Search code examples
pythonurlurl-parsing

Python: URL parsing issue while adding a trailing slash


I was developing a small experiment in python to normalize a URL. My main purpose is to add slash / at the end of the URL if it is not already present. for example if it is http://www.example.com then it should be converted to http://www.example.com/

Here is a small snippet for the same:

if url[len(url)-1] != "/":
        url = url + "/"

But this also converts file names. For example http://www.example.com/image.png into http://www.example.com/image.png/ which is wrong. I just want to add slash to directory and not file names. How do i do this?

Thanks in advance!


Solution

  • You could pattern match on the last substring to check for known domains vs file extensions. It's not too difficult to enumerate at least the basic top level domains like .com, .gov, .org, etc.

    If you are familiar with regular extensions, you can match on a pattern like '.com$'.

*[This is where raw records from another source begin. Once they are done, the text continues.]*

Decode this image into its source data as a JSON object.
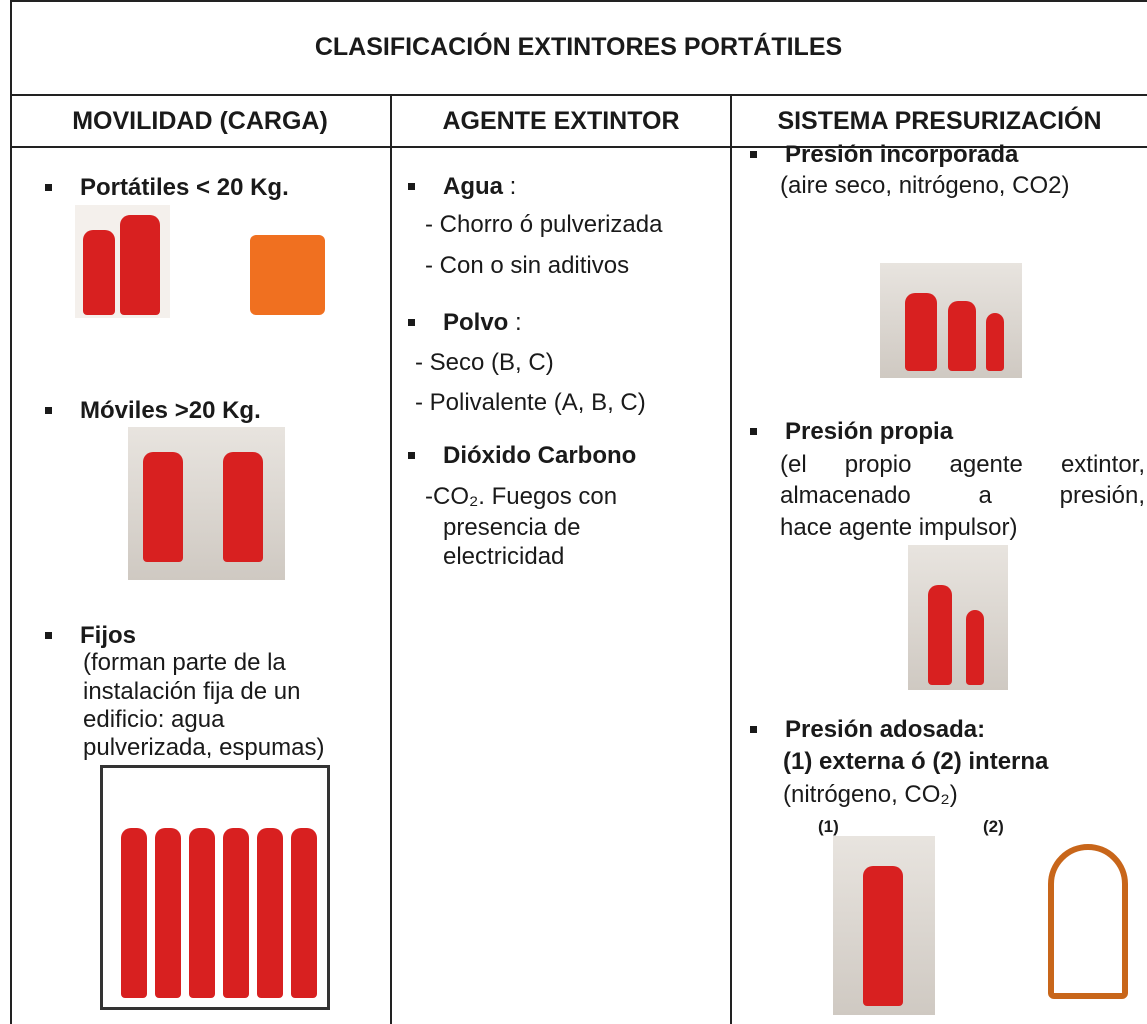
{
  "title": "CLASIFICACIÓN EXTINTORES PORTÁTILES",
  "columns": [
    {
      "header": "MOVILIDAD (CARGA)",
      "items": [
        {
          "title": "Portátiles < 20 Kg."
        },
        {
          "title": "Móviles >20 Kg."
        },
        {
          "title": "Fijos",
          "lines": [
            "(forman parte de la",
            "instalación fija de un",
            "edificio: agua",
            "pulverizada, espumas)"
          ]
        }
      ]
    },
    {
      "header": "AGENTE EXTINTOR",
      "items": [
        {
          "title": "Agua",
          "suffix": ":",
          "lines": [
            "- Chorro ó pulverizada",
            "- Con o sin aditivos"
          ]
        },
        {
          "title": "Polvo",
          "suffix": ":",
          "lines": [
            "- Seco (B, C)",
            "- Polivalente (A, B, C)"
          ]
        },
        {
          "title": "Dióxido Carbono",
          "lines": [
            "-CO₂. Fuegos con",
            "presencia de",
            "electricidad"
          ]
        }
      ]
    },
    {
      "header": "SISTEMA PRESURIZACIÓN",
      "items": [
        {
          "title": "Presión incorporada",
          "lines": [
            "(aire seco, nitrógeno, CO2)"
          ]
        },
        {
          "title": "Presión propia",
          "lines": [
            "(el propio agente extintor,",
            "almacenado a presión,",
            "hace agente impulsor)"
          ]
        },
        {
          "title": "Presión adosada:",
          "subtitle": "(1) externa ó (2) interna",
          "lines": [
            "(nitrógeno, CO₂)"
          ],
          "labels": [
            "(1)",
            "(2)"
          ]
        }
      ]
    }
  ]
}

    Otherwise, you can split by '.' and check the last substring you get:

    In [32]: url_png = 'http://www.example.com/image.png'
    
    In [33]: url_com = 'http://www.example.com'
    
    In [34]: domains = ['com', 'org', 'gov']
    
    In [35]: for url in [url_png, url_com]:
       ....:     suffix = url.split('.')[-1]
       ....:     if suffix in domains:
       ....:         print url
       ....:
    http://www.example.com
    

    As a side note and as you see in the above example, you don't need to do url[len(url)-1] to index the last element of a list; the Pythonic way is just url[-1].